As he finished the last question on the three-and-one-half hour test, Messina had a sinking feeling. He didn’t think he had scored all that well. But then his score flashed on the computer screen. Messina, who doesn’t consider himself a natural at standardized testing, got a 760 out of 800, a score that is 213 points above the average and puts him in the 99th percentile of all test takers in the world. And it was his first and only GMAT try.

“I thought, ‘Gosh, I did very well,'” he says with characteristic understatement.


What separates those who score in the upper reaches of the GMAT from those who score below 690?

To find out how the most successful business school aspirants achieve their high scores, Poets&Quants teamed up with Magoosh Test Prep to survey nearly 200 recent GMAT test takers, including Jeffrey Messina.
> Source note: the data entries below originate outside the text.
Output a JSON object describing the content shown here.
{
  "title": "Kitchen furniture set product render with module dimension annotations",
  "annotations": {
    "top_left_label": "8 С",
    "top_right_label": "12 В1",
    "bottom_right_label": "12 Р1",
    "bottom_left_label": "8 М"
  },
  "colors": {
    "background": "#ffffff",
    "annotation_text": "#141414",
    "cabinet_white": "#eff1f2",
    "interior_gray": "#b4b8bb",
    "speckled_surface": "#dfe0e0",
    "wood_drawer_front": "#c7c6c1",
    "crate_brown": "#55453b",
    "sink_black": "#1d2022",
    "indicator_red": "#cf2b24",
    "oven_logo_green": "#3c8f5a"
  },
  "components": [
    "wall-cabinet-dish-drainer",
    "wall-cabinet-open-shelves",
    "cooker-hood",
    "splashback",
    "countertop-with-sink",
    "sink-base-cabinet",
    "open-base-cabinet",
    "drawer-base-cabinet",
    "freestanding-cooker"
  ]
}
We compared the study habits of students who scored in the top 10% (with a 690 or better) to the rest of the test-taking pool. For the purposes of this survey, students who scored a 690 or above will be referred to as “top scorers” and students who scored below 690 as “other scorers”. A total of 197 students were in the study.

Five Big Takeaways

Confidence is key. Some 66% of top scorers said they felt confident and calm going into the exam, whereas less than half of other scorers felt that way.

Students don’t need to break the bank. The majority of top scorers (58%) spent only $100 to $300 on their test prep. 39% of other scorers spent over $300, while only 31% of top scorers shelled out that much cash.

Regular exercise correlates with higher scores. Of the test takers who exercised at least once per week, the majority (58%) scored a 690 or better.

Forget last-minute cramming. 79% of top scorers gave themselves a break the day before the exam. Only 67% of other scorers did the same.

There’s a study-time sweet spot. A majority of top scorers studied for one to three months and 87% of studied between 1 and 6 months. 32% of other scorers either studied for less than a month or more than 6 months.


Consider Messina, who expects to apply to the top five business for entry in the fall of next year. “The biggest thing is to treat it as a job,” he says. “Stick to a schedule, otherwise you will just keep pushing it back.”

The consultant had one advantage: His undergraduate major was economics, with a heavy dose of math. Still, he hadn’t approached the SAT which any systematic rigor, confessing he was more interested in girls and playing soccer. But when it came to the GMAT, Messina adopted an entirely different modus operandi. His demanding job in economics consulting requires 60 hours of work a week. So he had to create a smart study plan.

First, he committed to a date for the test, paying the $250 to take it, allowing himself exactly three and one-half months to study so he wouldn’t be tempted to push back the test. He then adopted a pretty disciplined regimen every day of the week: He would get up at 5 a.m., work out for 30 minutes in the gym, and then study from 5:45 a.m. to 6:45 a.m. When Messina returned from work, he would put in another one to two hours of study every day, from 7 p.m. to 9 p.m.